He had already debuted the “Join the Nation” slogan to signal the company virtues of reliability and diversity. “We’re trying to change the tone and conversation of the insurance category,” he told ADWEEK.
The 2015 Super Bowl ad was a bid to make consumers aware of preventable household injuries—the leading cause of childhood fatality—and to promote the company’s new “Make Safe Happen” website, a microsite dedicated to safety for kids.
But the message didn’t suit the occasion.
“While some did not care for the ad,” Nationwide said in a statement after the game, “we hope it served to begin a dialogue to make safe happen for children everywhere.” However important that conversation was, Americans didn’t want to have it on Super Bowl night.
“It was too depressing for the Super Bowl,” said Sol Marketing founder and CEO Deb Gabor. “What we’re used to in the Super Bowl is snack foods, beer commercials, talking frogs—stuff like that. So it was a little bit too dark.”
Insurance industry voices thought much the same. As Insurance Journal commented: “Childhood death is apparently not a conversation people want during Super Bowl parties.”

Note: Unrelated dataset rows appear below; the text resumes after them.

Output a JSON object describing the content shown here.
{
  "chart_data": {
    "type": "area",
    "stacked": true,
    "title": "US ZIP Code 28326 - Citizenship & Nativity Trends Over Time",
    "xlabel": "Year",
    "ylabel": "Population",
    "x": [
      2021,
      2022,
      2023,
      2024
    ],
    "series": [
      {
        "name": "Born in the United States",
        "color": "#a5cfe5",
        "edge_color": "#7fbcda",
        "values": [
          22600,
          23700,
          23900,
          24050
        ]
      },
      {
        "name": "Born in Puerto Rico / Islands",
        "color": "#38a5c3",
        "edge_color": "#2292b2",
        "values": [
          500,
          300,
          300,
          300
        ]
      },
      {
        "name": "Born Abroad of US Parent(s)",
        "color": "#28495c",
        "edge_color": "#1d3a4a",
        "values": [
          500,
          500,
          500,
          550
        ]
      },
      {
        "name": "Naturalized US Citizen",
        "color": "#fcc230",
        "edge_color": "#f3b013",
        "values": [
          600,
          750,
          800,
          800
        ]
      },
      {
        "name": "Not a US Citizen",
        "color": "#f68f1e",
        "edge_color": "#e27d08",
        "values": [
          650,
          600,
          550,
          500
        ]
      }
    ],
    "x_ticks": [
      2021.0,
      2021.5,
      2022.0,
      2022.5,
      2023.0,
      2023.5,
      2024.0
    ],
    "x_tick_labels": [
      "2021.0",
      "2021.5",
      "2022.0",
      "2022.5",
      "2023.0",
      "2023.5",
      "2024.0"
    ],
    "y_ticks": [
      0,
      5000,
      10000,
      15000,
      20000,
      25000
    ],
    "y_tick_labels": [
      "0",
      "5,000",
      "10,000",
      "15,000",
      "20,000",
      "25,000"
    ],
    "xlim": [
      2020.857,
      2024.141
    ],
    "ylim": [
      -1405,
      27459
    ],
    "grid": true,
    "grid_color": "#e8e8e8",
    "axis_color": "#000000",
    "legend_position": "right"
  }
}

Viewers also didn’t appreciate what they saw as a scare tactic, and one that struck particular terror into the hearts of new parents.
“It’s one thing to use a tragic event, such as the death of a child, to highlight an issue like gun control—it’s quite another to use it to sell something and promote your brand,” said Steve Marino, chief creative officer for independent ad shop Aloysius Butler & Clark.